The National Convention met yesterday but the largest opposition party still refuses to join it. Demonstrations against the junta are gathering momentum across the country. Hundreds of people in Yangon and Mandaly are wearing white in protest against political detention and a petition by a student movement has gathered 120,000 signatures so far.

Yangon (AsiaNews/Agencies) – The National Convention yesterday resumed work to draw up the Constitution. A new constitutional charter is the first of seven points drawn up by the military government of one-time Burma to pave the way for transition to democracy. But the European Union, the United States of America, the United Nations and human groups dismiss the Burmese "road map" as a mere propaganda ploy. The constitution talks themselves are considered a deception, given that they have been dragged out for more than 10 years and are boycotted by the main opposition party, Aung San Suu Kyi's National League for Democracy (NLD).

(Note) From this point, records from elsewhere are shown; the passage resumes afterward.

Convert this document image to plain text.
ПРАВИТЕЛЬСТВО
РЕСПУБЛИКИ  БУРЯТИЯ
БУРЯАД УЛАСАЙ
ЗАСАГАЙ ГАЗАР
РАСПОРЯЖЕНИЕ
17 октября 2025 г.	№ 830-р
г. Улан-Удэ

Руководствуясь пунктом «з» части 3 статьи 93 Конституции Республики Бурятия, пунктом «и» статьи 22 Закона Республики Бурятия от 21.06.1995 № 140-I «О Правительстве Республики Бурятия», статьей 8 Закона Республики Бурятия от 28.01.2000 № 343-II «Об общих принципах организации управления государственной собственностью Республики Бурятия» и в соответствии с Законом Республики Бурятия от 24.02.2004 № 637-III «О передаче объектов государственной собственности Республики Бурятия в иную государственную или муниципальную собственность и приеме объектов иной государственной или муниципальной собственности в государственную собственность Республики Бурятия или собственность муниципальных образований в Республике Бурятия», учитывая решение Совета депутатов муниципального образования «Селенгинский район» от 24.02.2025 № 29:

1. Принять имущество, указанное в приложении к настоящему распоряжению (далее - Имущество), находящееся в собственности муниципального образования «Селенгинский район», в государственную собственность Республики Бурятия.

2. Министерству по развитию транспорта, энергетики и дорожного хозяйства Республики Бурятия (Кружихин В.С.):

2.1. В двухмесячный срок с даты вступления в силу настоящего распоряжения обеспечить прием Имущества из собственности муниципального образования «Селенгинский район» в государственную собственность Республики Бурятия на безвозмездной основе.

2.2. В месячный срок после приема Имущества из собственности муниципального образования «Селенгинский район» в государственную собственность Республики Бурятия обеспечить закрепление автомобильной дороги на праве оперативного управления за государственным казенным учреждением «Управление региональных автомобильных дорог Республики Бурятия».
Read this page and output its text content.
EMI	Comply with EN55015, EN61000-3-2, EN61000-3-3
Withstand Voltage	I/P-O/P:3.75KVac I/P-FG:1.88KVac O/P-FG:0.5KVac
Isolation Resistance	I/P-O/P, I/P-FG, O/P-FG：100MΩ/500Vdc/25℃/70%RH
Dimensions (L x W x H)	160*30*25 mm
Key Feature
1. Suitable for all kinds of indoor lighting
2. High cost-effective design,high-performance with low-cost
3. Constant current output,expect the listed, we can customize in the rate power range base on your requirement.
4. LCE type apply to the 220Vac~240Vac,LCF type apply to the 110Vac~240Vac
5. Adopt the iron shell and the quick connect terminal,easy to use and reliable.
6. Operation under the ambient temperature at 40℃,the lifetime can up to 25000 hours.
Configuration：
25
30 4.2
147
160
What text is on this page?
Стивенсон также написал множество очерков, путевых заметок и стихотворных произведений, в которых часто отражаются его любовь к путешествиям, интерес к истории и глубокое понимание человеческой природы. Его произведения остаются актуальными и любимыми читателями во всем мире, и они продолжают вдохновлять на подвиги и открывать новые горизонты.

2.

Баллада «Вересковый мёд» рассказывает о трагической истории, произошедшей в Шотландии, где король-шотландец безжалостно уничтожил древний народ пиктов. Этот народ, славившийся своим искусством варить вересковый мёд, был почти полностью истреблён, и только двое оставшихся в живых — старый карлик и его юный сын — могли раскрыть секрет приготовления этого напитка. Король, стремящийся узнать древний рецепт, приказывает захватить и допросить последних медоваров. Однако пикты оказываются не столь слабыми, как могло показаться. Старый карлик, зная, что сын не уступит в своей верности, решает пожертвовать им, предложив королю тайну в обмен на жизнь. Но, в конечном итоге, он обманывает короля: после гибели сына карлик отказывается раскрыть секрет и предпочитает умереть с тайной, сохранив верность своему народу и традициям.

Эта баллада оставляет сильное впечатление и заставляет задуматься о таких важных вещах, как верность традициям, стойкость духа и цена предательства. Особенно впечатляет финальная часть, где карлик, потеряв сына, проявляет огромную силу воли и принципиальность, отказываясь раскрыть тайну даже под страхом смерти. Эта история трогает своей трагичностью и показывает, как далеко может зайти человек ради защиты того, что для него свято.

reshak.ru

Suu Kyi herself has been under house arrest since March 2003, for the third time.

Meanwhile, thousands of people are joining a campaign for political prisoners who are ex leaders of a student movement that was brutally suppressed by the military in 1988.

More than 1,000 delegates of Burmese political parties and ethnic groups are attending the National Convention, which first convened in 1993. But opposition groups have described it as "valueless".  Nyan Win, NLD spokesperson, said the convention "lacks democratic principles". The NLD won a landslide victory in elections in 1990, but the ruling junta refused to honour the results. NLD delegates walked out in protest from the convention talks in 1995 and in 2004, it persuaded the Shan Nationalities League for Democracy, Burma's largest ethnic political party, to do the same.

In the meantime, sources in Yangon and Mandaly report the courageous participation of hundreds of people in a newly launched campaign "White Expression". Started yesterday by a group of ex political prisoners called the 88 Generation Students group, the campaign consists of wearing white as a sign of protest against the detention of pro-democracy activists. The campaign started a few days ago after the arrest of five group leaders.  First Min Ko Naing, Ko Ko gyi and Htay Kywe were arrested, followed by Min Zeya and Pyone Cho, who were arrested on 30 September after Washington threatened to submit a UN Security Council resolution to stop human rights abuses committed by Yangon.

Before White Expression", the student group launched a petition to free its members from prison. Until last Saturday, around 120,000 signatures had been collected.